Küçük bir gruba takılıp kalmayın
Fakültede küçük bir gruba takılıp dört sene boyunca aynı kişilerle etkileşimde olmanın zehirleyici bir etkisi vardır. Bu nedenle grubun dışına çıkıp yenilikçi kurumsal bağlantılara önem vermeliler. Ancak yapılan çalışmalardan gençlerin çok da yenilikçi, girişimci olmadıkları anlaşılıyor. Yenilikçilik kolay değil elbet. Buharlı tren İngiltere’de ilk çıktığında üstüne para vererek bile binecek yolcu bulamıyorlar. En sonunda idam mahkûmu olan 12 kişi bulup trenin ilk deneme seferini yapıyorlar.
Bu çağda yenilikçilik ve girişimcilik informel diploma işlevini görüyor. Bilhassa dijital teknolojiler yenilikçiliğin bineği niteliğinde. Z-space gibi etkileşimsel üç boyutlu imge yazılımları ve daha birçok yazılım hemen her branşta kullanılabilecek araçlar içeriyor. Artırılmış gerçekliğin (augmented reality) giderek önem kazandığı bir dünyada gençlerin meslek kavramının evrimini izlemelerinde yarar var.

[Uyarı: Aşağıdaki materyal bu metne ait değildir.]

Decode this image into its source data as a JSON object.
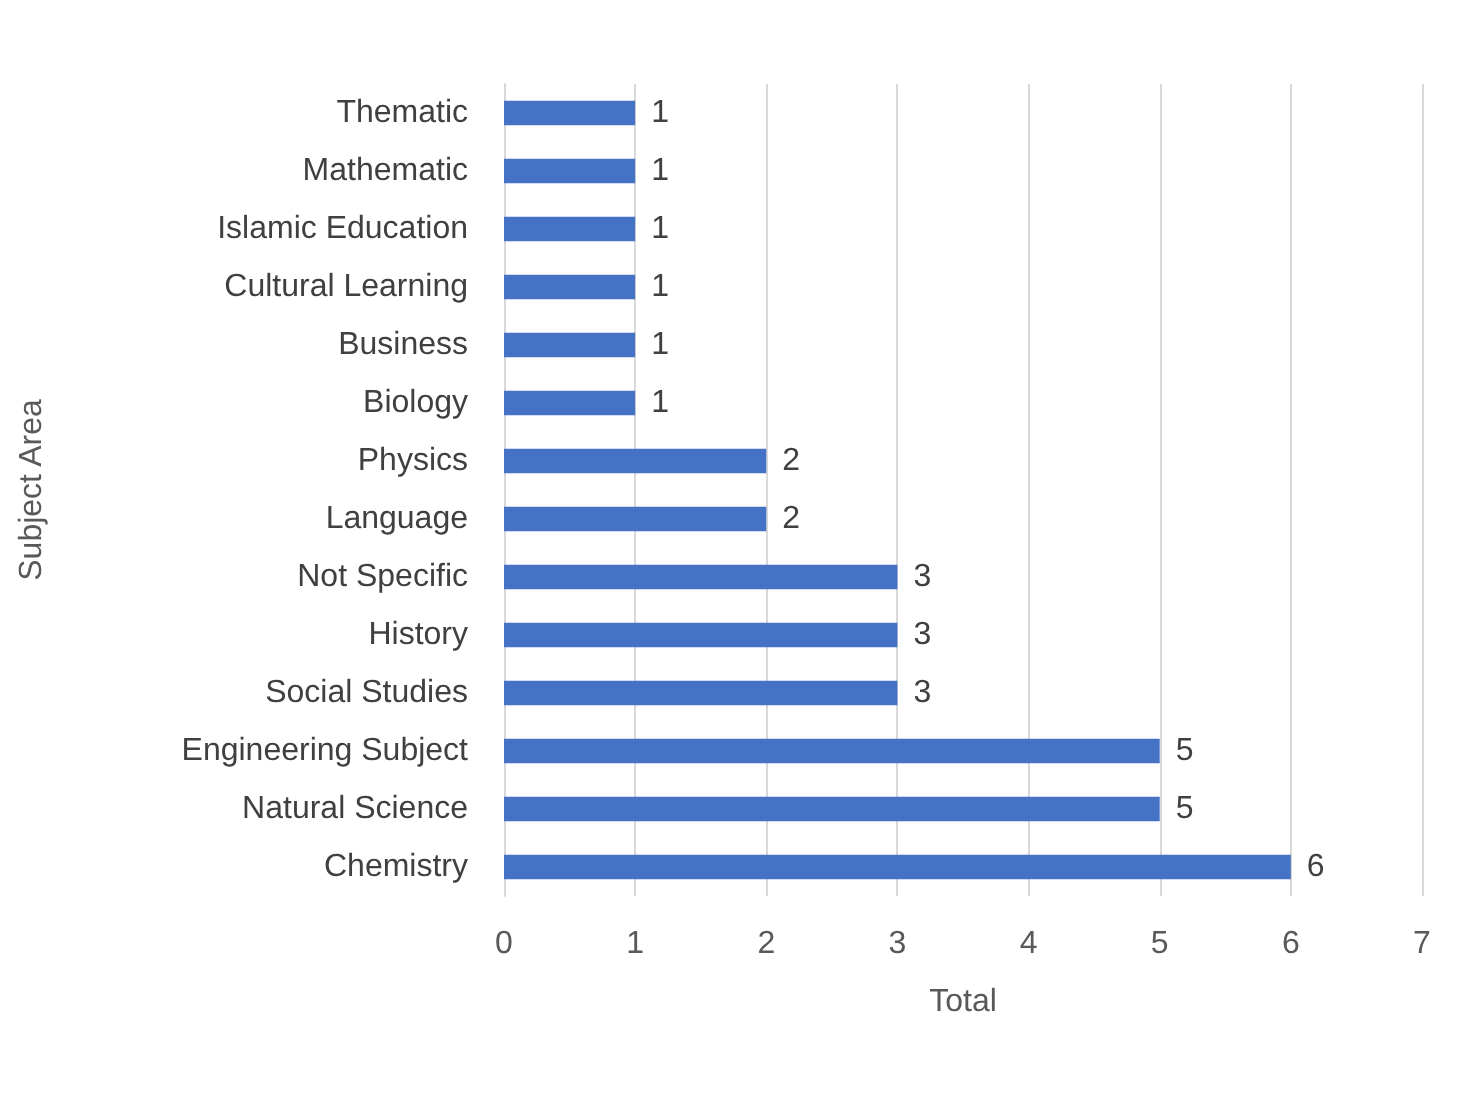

Siber öğrenme projeleri, kişiselleştirilmiş platformlar artık sıradan uygulamalar halinde. Örneğin kitlesel açık çevirimiçi kurslar (MOOC) çok güncel olmasa da herkes için alternatif üniversite imkânı sağlıyor. Artık formel öğrenmeyle sınırlı kalınamayacağı yaşamdaki öğrenmenin çok büyük bir kısmının informel olduğu unutulmamalı. Üniversite öğrencileri lisans dönemi boyunca uluslararası bağlantıları ihmal etmemeli, ilgili ilgisiz her yerle yazışmalı, sanal etkinliklere katılmalı, farklı ağlarda etkileşimlere girmeliler. Fakülte bittiğinde uluslararası bağlantıları olmayan gençler kasabadan şehre inememiş kuşaklara benzerler. Bunun için herkesten farklı oldukları yönlerini tanıyıp işe koşmaları yararlı olur.